Marketing authorization maintenance refers to the ongoing responsibilities and activities that a pharmaceutical company or a manufacturer must undertake after receiving initial regulatory approval to market a medicinal product.

Key elements of marketing authorization maintenance include:

Compliance with Regulations: Ensuring continued adherence to regulatory requirements and standards stipulated by the regulatory authorities that granted the initial marketing authorization.

Pharmacovigilance: Continuous monitoring and reporting of the safety profile of the drug, including adverse reactions and side effects. This involves collecting and assessing safety data from various sources and promptly reporting any significant safety issues to regulatory authorities.
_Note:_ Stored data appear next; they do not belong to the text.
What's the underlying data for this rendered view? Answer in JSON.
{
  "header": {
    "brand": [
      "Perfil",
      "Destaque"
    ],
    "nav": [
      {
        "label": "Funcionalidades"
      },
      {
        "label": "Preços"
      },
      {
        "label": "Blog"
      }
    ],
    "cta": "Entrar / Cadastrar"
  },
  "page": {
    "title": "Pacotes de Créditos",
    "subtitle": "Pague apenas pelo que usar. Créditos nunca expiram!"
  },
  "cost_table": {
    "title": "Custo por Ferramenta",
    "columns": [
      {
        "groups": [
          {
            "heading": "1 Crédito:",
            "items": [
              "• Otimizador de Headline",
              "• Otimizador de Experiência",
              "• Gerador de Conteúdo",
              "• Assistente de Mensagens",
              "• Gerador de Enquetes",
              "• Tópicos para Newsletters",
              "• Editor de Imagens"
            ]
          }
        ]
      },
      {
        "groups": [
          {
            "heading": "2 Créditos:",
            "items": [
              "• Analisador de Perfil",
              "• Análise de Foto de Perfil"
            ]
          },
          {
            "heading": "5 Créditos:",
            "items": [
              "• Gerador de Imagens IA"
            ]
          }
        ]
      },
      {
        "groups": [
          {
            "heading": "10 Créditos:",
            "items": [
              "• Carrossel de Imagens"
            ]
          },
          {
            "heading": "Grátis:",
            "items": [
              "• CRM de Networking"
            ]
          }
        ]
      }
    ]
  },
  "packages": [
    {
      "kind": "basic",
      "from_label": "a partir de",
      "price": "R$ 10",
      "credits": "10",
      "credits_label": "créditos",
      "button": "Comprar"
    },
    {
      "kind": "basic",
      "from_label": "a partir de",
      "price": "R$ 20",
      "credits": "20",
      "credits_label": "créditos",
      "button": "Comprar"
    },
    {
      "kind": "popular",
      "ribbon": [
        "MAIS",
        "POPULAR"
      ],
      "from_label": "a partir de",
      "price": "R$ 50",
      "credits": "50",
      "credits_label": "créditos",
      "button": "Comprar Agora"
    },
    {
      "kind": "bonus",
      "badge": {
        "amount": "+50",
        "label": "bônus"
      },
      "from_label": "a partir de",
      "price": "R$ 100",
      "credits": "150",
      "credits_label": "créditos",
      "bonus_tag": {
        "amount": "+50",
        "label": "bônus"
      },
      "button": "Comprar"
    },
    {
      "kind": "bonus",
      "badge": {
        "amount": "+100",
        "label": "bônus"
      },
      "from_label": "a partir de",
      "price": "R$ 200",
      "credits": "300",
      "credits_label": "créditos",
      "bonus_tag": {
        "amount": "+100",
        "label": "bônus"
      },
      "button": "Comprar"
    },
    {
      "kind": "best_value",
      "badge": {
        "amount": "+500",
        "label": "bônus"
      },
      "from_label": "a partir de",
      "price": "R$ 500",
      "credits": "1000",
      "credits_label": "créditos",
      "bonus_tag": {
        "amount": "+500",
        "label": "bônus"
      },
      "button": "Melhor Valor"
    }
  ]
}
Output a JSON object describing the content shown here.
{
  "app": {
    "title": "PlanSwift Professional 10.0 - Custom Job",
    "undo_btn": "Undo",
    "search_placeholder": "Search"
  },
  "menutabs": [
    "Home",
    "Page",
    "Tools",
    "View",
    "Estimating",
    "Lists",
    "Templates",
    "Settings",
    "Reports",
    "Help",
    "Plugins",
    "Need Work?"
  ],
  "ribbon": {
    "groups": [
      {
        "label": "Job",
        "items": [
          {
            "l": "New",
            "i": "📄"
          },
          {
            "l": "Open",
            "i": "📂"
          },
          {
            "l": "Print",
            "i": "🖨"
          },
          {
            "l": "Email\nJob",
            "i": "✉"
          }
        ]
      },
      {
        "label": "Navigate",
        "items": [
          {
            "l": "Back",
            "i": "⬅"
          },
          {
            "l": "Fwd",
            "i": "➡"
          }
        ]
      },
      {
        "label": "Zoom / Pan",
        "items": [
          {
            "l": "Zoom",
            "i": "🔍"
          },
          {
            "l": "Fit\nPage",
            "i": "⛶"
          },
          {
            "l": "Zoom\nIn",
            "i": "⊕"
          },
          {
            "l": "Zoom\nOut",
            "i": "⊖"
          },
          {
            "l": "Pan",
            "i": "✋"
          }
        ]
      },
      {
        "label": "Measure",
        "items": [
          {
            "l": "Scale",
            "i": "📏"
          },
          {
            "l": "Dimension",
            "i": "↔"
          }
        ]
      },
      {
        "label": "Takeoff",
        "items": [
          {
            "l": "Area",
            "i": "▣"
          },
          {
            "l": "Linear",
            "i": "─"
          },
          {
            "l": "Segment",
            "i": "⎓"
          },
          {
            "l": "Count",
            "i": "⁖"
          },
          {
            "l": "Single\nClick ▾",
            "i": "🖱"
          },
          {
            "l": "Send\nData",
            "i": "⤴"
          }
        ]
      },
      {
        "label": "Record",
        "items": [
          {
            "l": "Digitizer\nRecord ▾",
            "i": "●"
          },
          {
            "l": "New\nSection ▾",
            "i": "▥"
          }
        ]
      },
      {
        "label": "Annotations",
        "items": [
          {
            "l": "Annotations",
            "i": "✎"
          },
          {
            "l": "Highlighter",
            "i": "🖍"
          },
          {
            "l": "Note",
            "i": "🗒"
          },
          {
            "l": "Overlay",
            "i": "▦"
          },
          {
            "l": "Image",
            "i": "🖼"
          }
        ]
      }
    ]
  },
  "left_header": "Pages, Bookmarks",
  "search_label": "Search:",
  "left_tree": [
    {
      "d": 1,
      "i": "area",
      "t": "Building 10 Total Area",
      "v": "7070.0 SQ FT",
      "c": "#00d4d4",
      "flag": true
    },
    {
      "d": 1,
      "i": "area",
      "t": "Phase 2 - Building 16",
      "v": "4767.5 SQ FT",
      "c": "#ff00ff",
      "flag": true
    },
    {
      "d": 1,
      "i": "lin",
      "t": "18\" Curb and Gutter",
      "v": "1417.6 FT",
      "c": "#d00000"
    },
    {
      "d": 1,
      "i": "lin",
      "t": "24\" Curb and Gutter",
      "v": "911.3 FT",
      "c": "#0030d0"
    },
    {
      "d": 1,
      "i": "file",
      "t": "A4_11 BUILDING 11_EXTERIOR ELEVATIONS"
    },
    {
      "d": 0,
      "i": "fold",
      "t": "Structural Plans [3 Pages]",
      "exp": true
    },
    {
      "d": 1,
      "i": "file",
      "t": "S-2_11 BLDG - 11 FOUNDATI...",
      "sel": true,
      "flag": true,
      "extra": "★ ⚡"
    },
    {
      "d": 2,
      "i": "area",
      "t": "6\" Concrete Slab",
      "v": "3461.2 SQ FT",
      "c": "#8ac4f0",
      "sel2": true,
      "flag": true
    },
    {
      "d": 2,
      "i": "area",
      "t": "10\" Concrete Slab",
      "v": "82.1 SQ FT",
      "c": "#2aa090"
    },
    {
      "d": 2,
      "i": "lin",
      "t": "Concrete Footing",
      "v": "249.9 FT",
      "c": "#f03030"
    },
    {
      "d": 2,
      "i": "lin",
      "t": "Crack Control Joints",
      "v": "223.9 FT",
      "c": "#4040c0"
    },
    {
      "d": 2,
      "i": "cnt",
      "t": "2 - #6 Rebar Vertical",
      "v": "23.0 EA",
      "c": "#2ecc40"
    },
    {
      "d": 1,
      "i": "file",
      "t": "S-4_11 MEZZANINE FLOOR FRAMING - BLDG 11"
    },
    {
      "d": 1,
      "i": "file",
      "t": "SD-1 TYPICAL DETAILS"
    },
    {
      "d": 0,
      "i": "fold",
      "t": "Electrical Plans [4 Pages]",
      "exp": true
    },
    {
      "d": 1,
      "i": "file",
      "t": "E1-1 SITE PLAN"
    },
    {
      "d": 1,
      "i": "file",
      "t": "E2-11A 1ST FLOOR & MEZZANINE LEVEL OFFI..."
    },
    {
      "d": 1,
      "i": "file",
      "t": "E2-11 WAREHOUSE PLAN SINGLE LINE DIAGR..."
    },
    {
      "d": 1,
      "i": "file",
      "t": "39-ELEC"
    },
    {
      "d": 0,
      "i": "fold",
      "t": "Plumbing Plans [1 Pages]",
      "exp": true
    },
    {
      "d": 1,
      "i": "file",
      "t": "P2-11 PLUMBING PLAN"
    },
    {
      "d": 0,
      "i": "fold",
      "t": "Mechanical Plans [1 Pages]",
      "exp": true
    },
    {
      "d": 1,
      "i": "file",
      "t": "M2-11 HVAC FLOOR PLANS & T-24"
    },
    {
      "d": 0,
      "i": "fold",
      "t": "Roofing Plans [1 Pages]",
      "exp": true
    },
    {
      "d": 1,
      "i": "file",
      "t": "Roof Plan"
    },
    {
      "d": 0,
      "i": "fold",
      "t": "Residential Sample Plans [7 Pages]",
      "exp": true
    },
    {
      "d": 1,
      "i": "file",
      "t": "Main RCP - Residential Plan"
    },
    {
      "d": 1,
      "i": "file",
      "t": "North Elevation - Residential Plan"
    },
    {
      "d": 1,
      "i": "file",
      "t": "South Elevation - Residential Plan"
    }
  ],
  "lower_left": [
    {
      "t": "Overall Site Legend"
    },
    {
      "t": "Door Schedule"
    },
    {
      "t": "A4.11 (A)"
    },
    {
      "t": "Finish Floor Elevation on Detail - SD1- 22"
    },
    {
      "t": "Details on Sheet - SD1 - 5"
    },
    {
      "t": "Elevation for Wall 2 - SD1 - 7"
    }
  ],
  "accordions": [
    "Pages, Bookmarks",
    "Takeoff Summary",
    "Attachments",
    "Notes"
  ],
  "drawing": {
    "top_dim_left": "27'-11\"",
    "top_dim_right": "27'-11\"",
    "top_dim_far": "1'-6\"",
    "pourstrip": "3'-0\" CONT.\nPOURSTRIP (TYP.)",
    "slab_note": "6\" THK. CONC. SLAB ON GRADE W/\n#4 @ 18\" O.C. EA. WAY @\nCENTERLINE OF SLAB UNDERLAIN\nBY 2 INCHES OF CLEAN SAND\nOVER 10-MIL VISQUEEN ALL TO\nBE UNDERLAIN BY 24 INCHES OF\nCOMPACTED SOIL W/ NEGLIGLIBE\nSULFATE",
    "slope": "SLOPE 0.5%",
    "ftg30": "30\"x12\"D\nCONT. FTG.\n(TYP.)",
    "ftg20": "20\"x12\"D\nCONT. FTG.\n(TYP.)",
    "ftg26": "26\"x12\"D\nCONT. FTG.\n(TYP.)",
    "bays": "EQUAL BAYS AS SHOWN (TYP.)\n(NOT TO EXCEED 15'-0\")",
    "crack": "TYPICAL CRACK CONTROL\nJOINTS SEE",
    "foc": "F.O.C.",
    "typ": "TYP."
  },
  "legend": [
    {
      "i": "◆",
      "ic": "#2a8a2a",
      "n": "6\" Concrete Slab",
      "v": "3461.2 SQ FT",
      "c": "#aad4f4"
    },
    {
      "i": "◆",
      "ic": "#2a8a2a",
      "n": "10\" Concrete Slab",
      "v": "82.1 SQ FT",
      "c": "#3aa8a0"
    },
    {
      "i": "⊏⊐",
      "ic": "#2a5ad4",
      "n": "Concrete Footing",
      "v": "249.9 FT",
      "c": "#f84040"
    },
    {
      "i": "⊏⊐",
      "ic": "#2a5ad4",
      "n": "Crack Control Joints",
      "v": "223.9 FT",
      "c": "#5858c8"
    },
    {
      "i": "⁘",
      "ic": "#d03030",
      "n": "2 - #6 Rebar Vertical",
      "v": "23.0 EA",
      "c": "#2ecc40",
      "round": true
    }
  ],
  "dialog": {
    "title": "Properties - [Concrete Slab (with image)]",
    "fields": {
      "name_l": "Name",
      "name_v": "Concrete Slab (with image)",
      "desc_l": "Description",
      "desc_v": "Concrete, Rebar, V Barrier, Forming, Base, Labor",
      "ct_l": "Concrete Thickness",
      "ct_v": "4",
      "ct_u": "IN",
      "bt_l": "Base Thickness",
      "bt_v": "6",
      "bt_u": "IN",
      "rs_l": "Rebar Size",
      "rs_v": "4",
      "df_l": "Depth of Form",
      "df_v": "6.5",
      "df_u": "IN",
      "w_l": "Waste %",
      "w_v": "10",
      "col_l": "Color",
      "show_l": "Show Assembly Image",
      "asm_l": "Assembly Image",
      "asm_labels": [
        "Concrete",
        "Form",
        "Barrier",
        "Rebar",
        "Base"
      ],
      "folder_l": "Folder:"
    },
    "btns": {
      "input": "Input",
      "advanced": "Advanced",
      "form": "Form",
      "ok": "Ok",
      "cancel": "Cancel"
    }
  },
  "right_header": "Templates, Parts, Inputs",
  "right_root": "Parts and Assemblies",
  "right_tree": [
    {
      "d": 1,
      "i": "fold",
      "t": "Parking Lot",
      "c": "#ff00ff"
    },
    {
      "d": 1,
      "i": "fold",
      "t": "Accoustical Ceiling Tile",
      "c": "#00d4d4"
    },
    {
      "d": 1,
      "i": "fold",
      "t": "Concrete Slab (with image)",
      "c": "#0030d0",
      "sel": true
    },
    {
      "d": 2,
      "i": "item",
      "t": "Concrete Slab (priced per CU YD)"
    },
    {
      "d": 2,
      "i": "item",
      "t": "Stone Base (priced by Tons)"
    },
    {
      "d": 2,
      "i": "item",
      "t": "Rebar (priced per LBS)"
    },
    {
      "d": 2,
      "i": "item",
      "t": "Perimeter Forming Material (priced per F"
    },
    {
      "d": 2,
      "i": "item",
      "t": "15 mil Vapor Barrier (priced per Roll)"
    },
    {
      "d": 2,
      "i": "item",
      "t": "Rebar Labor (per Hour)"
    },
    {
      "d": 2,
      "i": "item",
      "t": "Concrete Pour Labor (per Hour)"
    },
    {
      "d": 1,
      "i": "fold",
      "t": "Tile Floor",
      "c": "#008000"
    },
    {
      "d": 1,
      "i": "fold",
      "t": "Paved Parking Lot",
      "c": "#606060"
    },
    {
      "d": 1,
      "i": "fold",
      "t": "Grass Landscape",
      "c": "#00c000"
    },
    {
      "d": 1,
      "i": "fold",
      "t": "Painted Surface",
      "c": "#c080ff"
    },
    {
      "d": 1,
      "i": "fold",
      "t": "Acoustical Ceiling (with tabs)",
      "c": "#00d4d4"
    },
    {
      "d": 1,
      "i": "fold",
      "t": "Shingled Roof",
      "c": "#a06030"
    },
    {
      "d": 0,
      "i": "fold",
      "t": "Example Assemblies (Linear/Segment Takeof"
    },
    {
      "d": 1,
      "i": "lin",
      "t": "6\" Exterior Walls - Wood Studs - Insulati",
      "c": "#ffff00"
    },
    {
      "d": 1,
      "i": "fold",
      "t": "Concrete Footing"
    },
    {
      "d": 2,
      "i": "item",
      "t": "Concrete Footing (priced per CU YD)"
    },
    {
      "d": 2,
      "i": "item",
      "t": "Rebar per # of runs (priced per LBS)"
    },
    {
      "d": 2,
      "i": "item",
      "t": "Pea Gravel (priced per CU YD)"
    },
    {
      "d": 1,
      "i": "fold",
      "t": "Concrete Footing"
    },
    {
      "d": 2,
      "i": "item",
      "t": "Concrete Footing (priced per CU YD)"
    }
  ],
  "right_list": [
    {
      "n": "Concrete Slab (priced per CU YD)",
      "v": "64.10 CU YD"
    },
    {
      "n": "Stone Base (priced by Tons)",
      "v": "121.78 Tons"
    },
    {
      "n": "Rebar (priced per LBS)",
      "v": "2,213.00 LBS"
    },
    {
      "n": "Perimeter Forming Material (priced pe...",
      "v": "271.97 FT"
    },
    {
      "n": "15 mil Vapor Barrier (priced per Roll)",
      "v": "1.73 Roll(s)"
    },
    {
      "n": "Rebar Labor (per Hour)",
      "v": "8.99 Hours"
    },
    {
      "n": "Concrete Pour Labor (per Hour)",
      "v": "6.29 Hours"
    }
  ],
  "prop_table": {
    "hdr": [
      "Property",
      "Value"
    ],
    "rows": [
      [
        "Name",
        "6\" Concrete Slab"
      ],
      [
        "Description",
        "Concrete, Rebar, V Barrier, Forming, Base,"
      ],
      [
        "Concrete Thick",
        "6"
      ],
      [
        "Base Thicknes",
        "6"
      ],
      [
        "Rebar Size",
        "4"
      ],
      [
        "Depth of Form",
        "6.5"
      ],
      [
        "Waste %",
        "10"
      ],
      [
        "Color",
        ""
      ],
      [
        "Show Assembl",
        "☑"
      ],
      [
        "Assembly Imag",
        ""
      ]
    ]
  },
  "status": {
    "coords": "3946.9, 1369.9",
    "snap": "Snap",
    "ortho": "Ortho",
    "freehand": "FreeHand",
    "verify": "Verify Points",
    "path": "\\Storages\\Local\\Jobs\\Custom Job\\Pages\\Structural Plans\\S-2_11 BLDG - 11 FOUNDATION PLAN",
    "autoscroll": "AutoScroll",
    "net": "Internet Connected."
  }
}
Lifecycle Management: Managing changes and updates related to the product over time, such as variations in manufacturing processes, label updates, changes in formulation or packaging, and post-approval clinical studies. These changes often require regulatory submissions and approvals.

Renewals and Periodic Reviews: Marketing authorizations typically have an expiration date, requiring renewal at specified intervals. Periodic reviews or re-evaluations by regulatory authorities may also be necessary to assess the continued safety and efficacy of the product.

Regulatory Reporting: Timely submission of required reports, including annual reports, safety updates, and any other requested information to regulatory authorities.

Quality Assurance: Maintaining high manufacturing and quality standards to ensure consistency and compliance with Good Manufacturing Practices (GMP) and other quality requirements.